Friday’s program, “New Britain,” showcases the medieval roots of American folk songs.

“There is such a strong Scotch-Irish tradition in the Southeast and a great deal of the musical heritage of hymns,” Bast said, “as well as popular music such as bluegrass, actually has roots in the tradition of medieval popular music.”

Founded in 1954, the Camerata performs music from Europe and America during the Medieval, Renaissance and Baroque eras.
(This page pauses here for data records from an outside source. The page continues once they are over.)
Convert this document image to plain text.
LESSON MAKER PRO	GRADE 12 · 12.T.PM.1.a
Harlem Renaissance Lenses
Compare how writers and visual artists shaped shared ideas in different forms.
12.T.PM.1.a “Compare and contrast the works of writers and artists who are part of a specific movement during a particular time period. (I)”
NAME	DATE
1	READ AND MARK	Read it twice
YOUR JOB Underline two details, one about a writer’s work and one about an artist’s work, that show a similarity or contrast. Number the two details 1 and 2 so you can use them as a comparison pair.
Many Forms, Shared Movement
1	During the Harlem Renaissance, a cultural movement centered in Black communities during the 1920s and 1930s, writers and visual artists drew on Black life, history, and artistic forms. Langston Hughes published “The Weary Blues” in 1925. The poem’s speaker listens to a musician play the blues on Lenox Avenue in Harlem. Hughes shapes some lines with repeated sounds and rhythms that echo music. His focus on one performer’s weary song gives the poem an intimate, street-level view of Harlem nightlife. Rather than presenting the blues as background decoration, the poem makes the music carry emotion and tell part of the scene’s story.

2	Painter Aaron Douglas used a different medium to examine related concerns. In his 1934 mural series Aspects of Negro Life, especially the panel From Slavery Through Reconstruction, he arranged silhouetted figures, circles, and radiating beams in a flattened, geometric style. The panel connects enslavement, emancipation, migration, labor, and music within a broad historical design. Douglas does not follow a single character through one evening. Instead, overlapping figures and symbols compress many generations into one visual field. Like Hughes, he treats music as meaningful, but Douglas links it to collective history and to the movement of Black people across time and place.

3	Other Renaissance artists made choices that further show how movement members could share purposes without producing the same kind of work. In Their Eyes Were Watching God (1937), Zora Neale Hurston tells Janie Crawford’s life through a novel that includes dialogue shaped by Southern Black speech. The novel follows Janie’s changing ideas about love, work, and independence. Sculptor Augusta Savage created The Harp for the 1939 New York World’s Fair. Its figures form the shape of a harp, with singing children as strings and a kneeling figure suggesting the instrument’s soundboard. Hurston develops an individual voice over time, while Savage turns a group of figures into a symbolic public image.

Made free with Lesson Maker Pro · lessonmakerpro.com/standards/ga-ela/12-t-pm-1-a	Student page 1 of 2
The group has been under the direction of Joel Cohen since 1968.

Tickets for the Boston Camerata are $20 general admission, $10 for UT faculty and staff, and $5 for UT students and children under 14.

“The Middle Ages and the Renaissance were far more global than people understand or recognize,” Bast said.

“And we want to emphasize and illustrate the cultural contacts that took place across a broad expanse of the globe.”

The National Endowment for the Humanities awarded the Marco Institute a $3 million challenge grant in 2003 to establish an institute for Medieval and Renaissance studies at UT.

“The purpose of the Institute is to promote academic excellence in these important areas of teaching, research and public service,” Bast said.

“At Marco we focus on issues that have contemporary significance and importance, not just the history itself.”